Олег Гаркуша относится к себе критически: «Я не Пушкин, не Смоктуновский…», «У меня лицо такое, просто для кино». У него лицо… такое. Недаром его любил снимать Балабанов, Огородников, Вырыпаев, он возник в эпизоде у Германа в «Хрусталёве…» Гаркуша в кинобудке профессионально заряжает ленту в аппарат, любуется на себя юного. Он в группе почти сначала. Ошивался у сцены, своей магнетической странностью увлек Федорова. Завис случайно и навсегда. Сейчас и он: «Я — сам себе и небо, и луна». Гуляет по Питеру в пиджаке со стразами и рассказывает нам, как пил годами без меры, каким становился мерзким. Ведет нас по Питеру сквозь дворы-колодцы в прошлое. Мусорная скульптура-пугало из смятой бумаги падает с верхнего этажа. Гаркуша склоняется над убитым бумажным шутом. «На смерть, на смерть держи равненье, / певец и всадник бедный».

Он приводит нас к клубу «Ленинградец», здесь зарождался питерский рок. Для кого-то и сегодня живой. Во всяком случае, аукцыонщиков хоронить рано. «Я бежал и думал о том, что плохо бежать по краю».


Группа плывет по Питеру на катере, напевая в легкую… «Через годы, годы, через воды, через беды,/ Еду, еду, еду».
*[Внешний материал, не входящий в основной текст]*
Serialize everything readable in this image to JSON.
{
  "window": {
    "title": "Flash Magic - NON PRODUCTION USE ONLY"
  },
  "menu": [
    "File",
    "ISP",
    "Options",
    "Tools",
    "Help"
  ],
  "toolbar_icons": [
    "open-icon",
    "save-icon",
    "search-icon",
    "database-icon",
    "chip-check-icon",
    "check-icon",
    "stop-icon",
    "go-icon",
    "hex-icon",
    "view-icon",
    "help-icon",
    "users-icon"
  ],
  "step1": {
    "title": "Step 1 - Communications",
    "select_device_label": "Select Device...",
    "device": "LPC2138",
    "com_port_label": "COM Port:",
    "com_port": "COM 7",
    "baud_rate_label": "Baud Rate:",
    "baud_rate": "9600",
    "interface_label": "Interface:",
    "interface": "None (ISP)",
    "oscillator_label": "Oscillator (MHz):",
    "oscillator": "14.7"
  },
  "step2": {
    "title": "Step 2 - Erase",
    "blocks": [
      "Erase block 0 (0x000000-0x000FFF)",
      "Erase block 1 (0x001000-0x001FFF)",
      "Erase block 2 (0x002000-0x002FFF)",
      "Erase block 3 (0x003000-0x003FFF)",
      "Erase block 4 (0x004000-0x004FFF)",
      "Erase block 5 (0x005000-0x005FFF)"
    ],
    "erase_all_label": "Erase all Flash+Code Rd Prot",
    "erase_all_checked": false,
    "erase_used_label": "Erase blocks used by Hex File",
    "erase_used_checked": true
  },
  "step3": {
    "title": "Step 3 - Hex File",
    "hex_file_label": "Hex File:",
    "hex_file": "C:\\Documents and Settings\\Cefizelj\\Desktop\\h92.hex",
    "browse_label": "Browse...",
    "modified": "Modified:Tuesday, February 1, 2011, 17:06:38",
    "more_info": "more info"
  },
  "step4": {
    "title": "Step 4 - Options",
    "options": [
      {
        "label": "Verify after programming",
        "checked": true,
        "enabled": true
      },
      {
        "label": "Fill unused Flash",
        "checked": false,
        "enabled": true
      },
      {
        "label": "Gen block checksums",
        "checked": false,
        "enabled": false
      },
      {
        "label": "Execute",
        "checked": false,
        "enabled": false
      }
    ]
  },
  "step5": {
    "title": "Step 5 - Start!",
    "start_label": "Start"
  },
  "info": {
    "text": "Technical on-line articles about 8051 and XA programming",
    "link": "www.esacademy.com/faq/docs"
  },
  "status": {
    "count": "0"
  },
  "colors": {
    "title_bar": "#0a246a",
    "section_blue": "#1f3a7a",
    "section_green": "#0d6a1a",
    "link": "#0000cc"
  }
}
Их гражданская позиция — в музыке, «баррикады» — слова и ноты. Здесь со студии и на сцене — борьба с безвкусицей, с фальшью в любом ее проявлении. С комсомольской риторикой, прущей из всех дыр, с вампирской властью и стадным ее одобрением, с абсурдом, в котором как-то все прижились. «А я уже, похоже, не могу молчать:/ От молчания лопается кожа на плечах».

Свои

Аудитория группы — «свои». Хотя взаимодействие с публикой особого рода: хотите слушайте — хотите нет. Мы играем. Стыдно стараться понравиться. Есть музыка, — как полагал Курёхин, — вещь сиюминутная. По большому счету не только не ремесло, даже не профессия. Способ получать удовольствие. И оценка концерта для Федорова и со товарищи — не по реакции публики: важно, чтобы он состоялся внутри.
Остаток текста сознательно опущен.